In May, there are days when the sun beats down like summertime. And then there are days when the temperature hovers in the 50s, and mist turns into a drizzle so gradually you don’t even notice. Until you are soaked to the skin, that is, and chilled to the bone. I am not complaining for a second, mind you—we need every raindrop that falls—but it complicates matters as far as supper is concerned. That’s when everyone needs something warming and sustaining, yet not remotely wintry.

Thank goodness for leeks. They are available pretty much all the time, but in the spring they, like other alliums, are especially juicy and turn lush when cooked. You can get a good idea about how I like to use them (and then some) from this post from 2013. But this year I’m happily stuck on leek gratins.

This is entirely Georgeanne Brennan’s fault. I first learned how simple and versatile gratins were at her cooking school in Haute Provence years ago, and for a long while they were part of my culinary repertoire. Then they fell out of my rotation for some reason; I don’t remember why. I was reminded of their ease and utility, though, when I wrote up a q&a with Georgeanne for The Wall Street Journal back in February. Her leek gratin makes a delicious side to roast chicken, pork chops, or what have you. It also holds its own as a main course; just add a crisp romaine salad and a loaf of good bread. If you want to make it a bit more substantial, scatter shards of cooked ham over the leeks before adding the cheese. Any leftovers are good chopped and worked into an omelet.

One last note: Using a combination of Gruyère and Parmiagiano-Reggiano may seem fussy, but the addition of a little Parm always bumps up the flavor of another cheese. It’s for sass, as my great pal Damon Lee Fowler says.

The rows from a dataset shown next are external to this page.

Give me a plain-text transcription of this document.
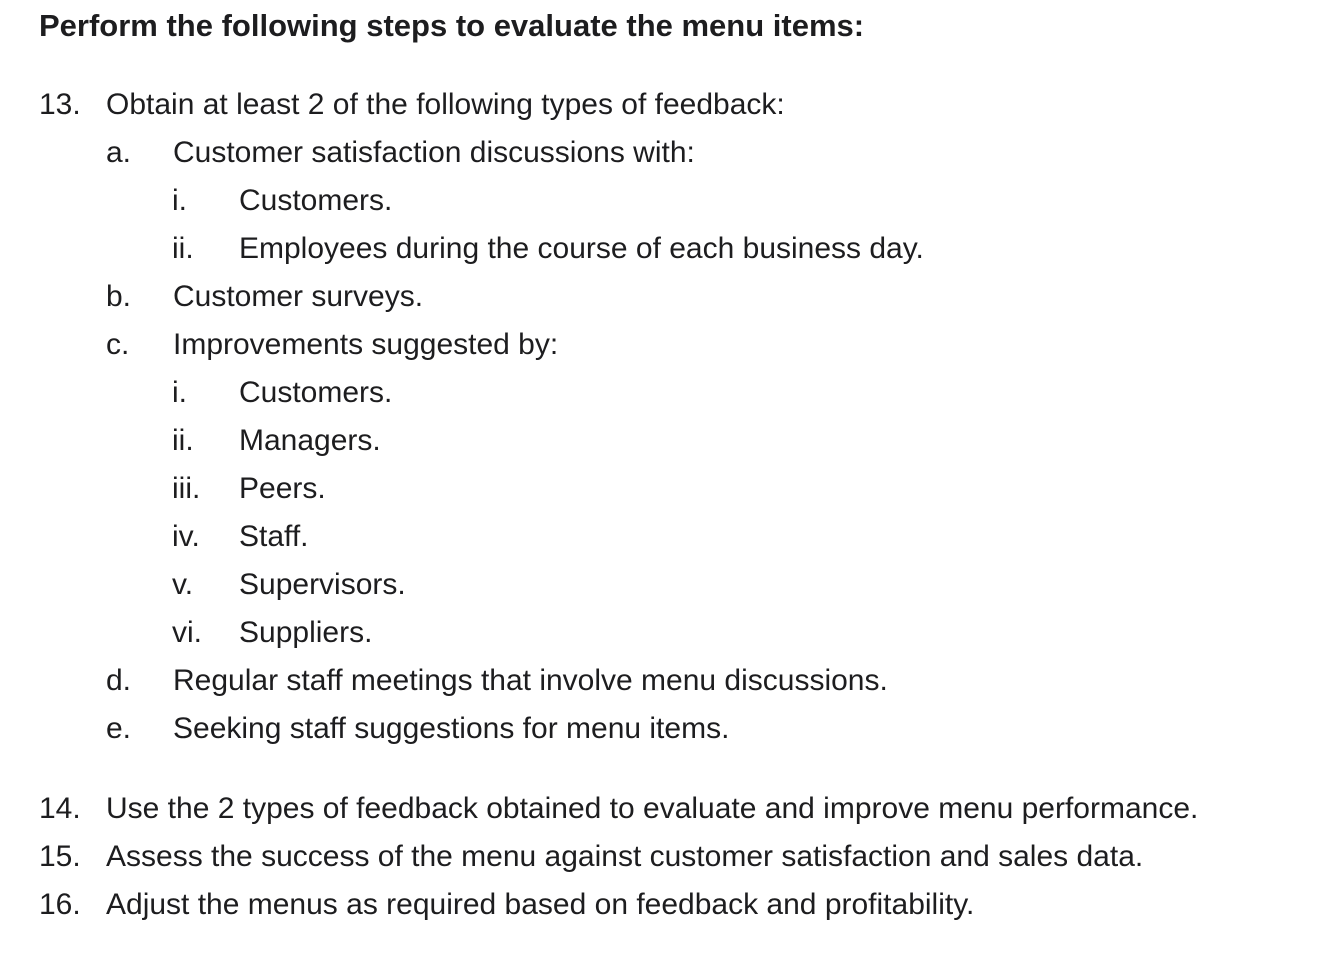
Perform the following steps to evaluate the menu items:
13. Obtain at least 2 of the following types of feedback:
a. Customer satisfaction discussions with:
i. Customers.
ii. Employees during the course of each business day.
b. Customer surveys.
c. Improvements suggested by:
i. Customers.
ii. Managers.
iii. Peers.
iv. Staff.
v. Supervisors.
vi. Suppliers.
d. Regular staff meetings that involve menu discussions.
e. Seeking staff suggestions for menu items.
14. Use the 2 types of feedback obtained to evaluate and improve menu performance.
15. Assess the success of the menu against customer satisfaction and sales data.
16. Adjust the menus as required based on feedback and profitability.
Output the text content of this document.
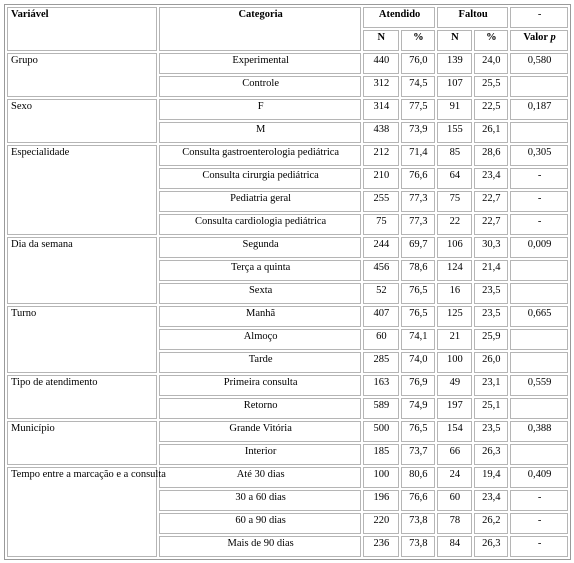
Variável	Categoria	Atendido		Faltou		-
		N	%	N	%	Valor p
Grupo	Experimental	440	76,0	139	24,0	0,580
	Controle	312	74,5	107	25,5	
Sexo	F	314	77,5	91	22,5	0,187
	M	438	73,9	155	26,1	
Especialidade	Consulta gastroenterologia pediátrica	212	71,4	85	28,6	0,305
	Consulta cirurgia pediátrica	210	76,6	64	23,4	-
	Pediatria geral	255	77,3	75	22,7	-
	Consulta cardiologia pediátrica	75	77,3	22	22,7	-
Dia da semana	Segunda	244	69,7	106	30,3	0,009
	Terça a quinta	456	78,6	124	21,4	
	Sexta	52	76,5	16	23,5	
Turno	Manhã	407	76,5	125	23,5	0,665
	Almoço	60	74,1	21	25,9	
	Tarde	285	74,0	100	26,0	
Tipo de atendimento	Primeira consulta	163	76,9	49	23,1	0,559
	Retorno	589	74,9	197	25,1	
Município	Grande Vitória	500	76,5	154	23,5	0,388
	Interior	185	73,7	66	26,3	
Tempo entre a marcação e a consulta	Até 30 dias	100	80,6	24	19,4	0,409
	30 a 60 dias	196	76,6	60	23,4	-
	60 a 90 dias	220	73,8	78	26,2	-
	Mais de 90 dias	236	73,8	84	26,3	-
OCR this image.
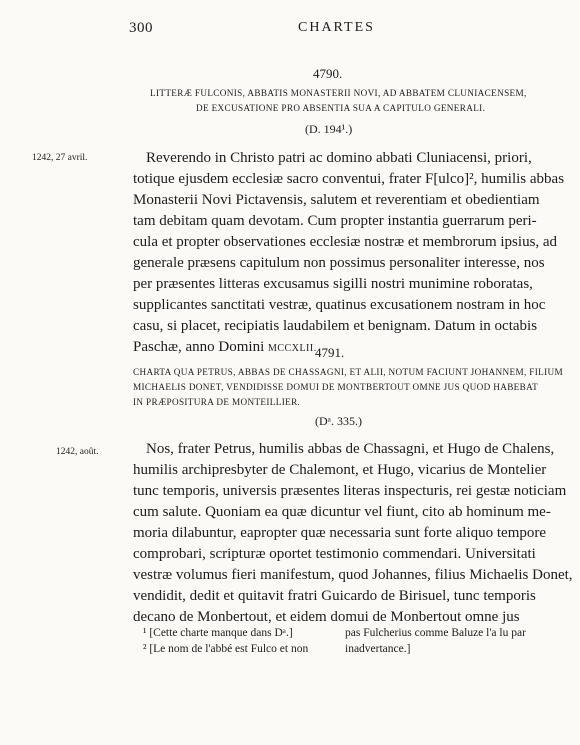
300	CHARTES
4790.
LITTERÆ FULCONIS, ABBATIS MONASTERII NOVI, AD ABBATEM CLUNIACENSEM,
DE EXCUSATIONE PRO ABSENTIA SUA A CAPITULO GENERALI.
(D. 194¹.)
1242, 27 avril.	Reverendo in Christo patri ac domino abbati Cluniacensi, priori,
totique ejusdem ecclesiæ sacro conventui, frater F[ulco]², humilis abbas
Monasterii Novi Pictavensis, salutem et reverentiam et obedientiam
tam debitam quam devotam. Cum propter instantia guerrarum peri-
cula et propter observationes ecclesiæ nostræ et membrorum ipsius, ad
generale præsens capitulum non possimus personaliter interesse, nos
per præsentes litteras excusamus sigilli nostri munimine roboratas,
supplicantes sanctitati vestræ, quatinus excusationem nostram in hoc
casu, si placet, recipiatis laudabilem et benignam. Datum in octabis
Paschæ, anno Domini MCCXLII.
4791.
CHARTA QUA PETRUS, ABBAS DE CHASSAGNI, ET ALII, NOTUM FACIUNT JOHANNEM, FILIUM
MICHAELIS DONET, VENDIDISSE DOMUI DE MONTBERTOUT OMNE JUS QUOD HABEBAT
IN PRÆPOSITURA DE MONTEILLIER.
(Dᵃ. 335.)
1242, août.	Nos, frater Petrus, humilis abbas de Chassagni, et Hugo de Chalens,
humilis archipresbyter de Chalemont, et Hugo, vicarius de Montelier
tunc temporis, universis præsentes literas inspecturis, rei gestæ noticiam
cum salute. Quoniam ea quæ dicuntur vel fiunt, cito ab hominum me-
moria dilabuntur, eapropter quæ necessaria sunt forte aliquo tempore
comprobari, scripturæ oportet testimonio commendari. Universitati
vestræ volumus fieri manifestum, quod Johannes, filius Michaelis Donet,
vendidit, dedit et quitavit fratri Guicardo de Birisuel, tunc temporis
decano de Monbertout, et eidem domui de Monbertout omne jus
¹ [Cette charte manque dans Dᵃ.]
² [Le nom de l'abbé est Fulco et non
pas Fulcherius comme Baluze l'a lu par
inadvertance.]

Georgeanne Brennan’s Leek Gratin

As published in The Wall Street Journal

Total Time: 45 minutes Serves: 2 as a main, 3-4 as a side

8-10 leeks
2 teaspoons coarse salt
2 tablespoons butter, plus more for buttering dish
3 tablespoons all-purpose flour
1¼ cups whole milk or half-and-half, plus more if necessary
¼ teaspoon freshly ground white or black pepper
2 tablespoons freshly grated Parmesan
¼ cup freshly grated Gruyère

1. Preheat oven to 400 degrees. Trim leeks to fit crosswise in a large gratin dish, leaving some of the green on half of leeks. Run cold water into top of each leek, opening layers gently. Use cooking twine to tie leeks in bundles of 3-4. Bring a large pot of water to a boil. Add 1 teaspoon salt, then carefully add leeks to pot. Cook over medium heat until slightly limp but greens are still bright, 8-10 minutes. Drain and set aside.

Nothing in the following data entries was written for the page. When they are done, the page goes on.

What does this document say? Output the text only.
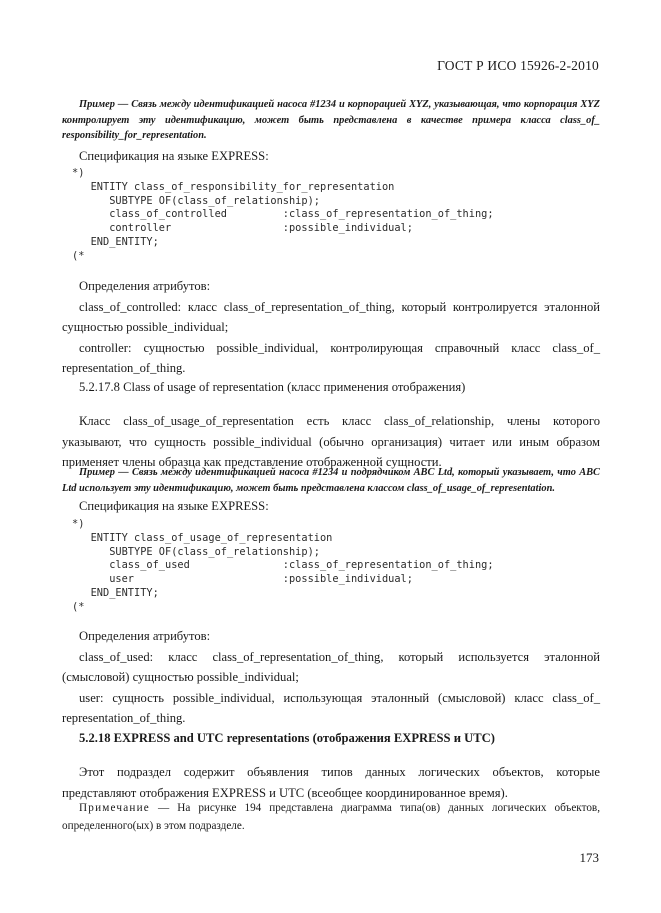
ГОСТ Р ИСО 15926-2-2010

Пример — Связь между идентификацией насоса #1234 и корпорацией XYZ, указывающая, что корпорация XYZ контролирует эту идентификацию, может быть представлена в качестве примера класса class_of_ responsibility_for_representation.

Спецификация на языке EXPRESS:

*)
ENTITY class_of_responsibility_for_representation
SUBTYPE OF(class_of_relationship);
class_of_controlled         :class_of_representation_of_thing;
controller                  :possible_individual;
END_ENTITY;
(*

Определения атрибутов:

class_of_controlled: класс class_of_representation_of_thing, который контролируется эталонной сущностью possible_individual;

controller: сущностью possible_individual, контролирующая справочный класс class_of_ representation_of_thing.

5.2.17.8 Class of usage of representation (класс применения отображения)

Класс class_of_usage_of_representation есть класс class_of_relationship, члены которого указывают, что сущность possible_individual (обычно организация) читает или иным образом применяет члены образца как представление отображенной сущности.

Пример — Связь между идентификацией насоса #1234 и подрядчиком ABC Ltd, который указывает, что ABC Ltd использует эту идентификацию, может быть представлена классом class_of_usage_of_representation.

Спецификация на языке EXPRESS:

*)
ENTITY class_of_usage_of_representation
SUBTYPE OF(class_of_relationship);
class_of_used               :class_of_representation_of_thing;
user                        :possible_individual;
END_ENTITY;
(*

Определения атрибутов:

class_of_used: класс class_of_representation_of_thing, который используется эталонной (смысловой) сущностью possible_individual;

user: сущность possible_individual, использующая эталонный (смысловой) класс class_of_ representation_of_thing.

5.2.18 EXPRESS and UTC representations (отображения EXPRESS и UTC)

Этот подраздел содержит объявления типов данных логических объектов, которые представляют отображения EXPRESS и UTC (всеобщее координированное время).

Примечание — На рисунке 194 представлена диаграмма типа(ов) данных логических объектов, определенного(ых) в этом подразделе.

173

2. Melt 2 tablespoons butter until foaming in a medium saucepan over medium-high heat. Remove from heat and whisk in flour. Gradually whisk in 1¼ cup milk. Stir in pepper and remaining salt, then place over medium-low heat. Cook sauce, whisking occasionally to prevent lumps, until thickened to the consistency of yogurt, about 15 minutes. If sauce is too thick, whisk in additional milk, 1 tablespoon at a time, to achieve desired consistency.

3. Butter gratin dish, then spoon in about ¼ cup sauce. Place leeks over sauce in a single layer, alternating green and white ends. Spoon about ¾ cup sauce over leeks, but do not fully cover.

4. Sprinkle cheeses over leeks and bake until sauce begins to bubble and surface begins to turn golden brown, about 15 minutes. For more color, briefly place under broiler. Serve hot or warm.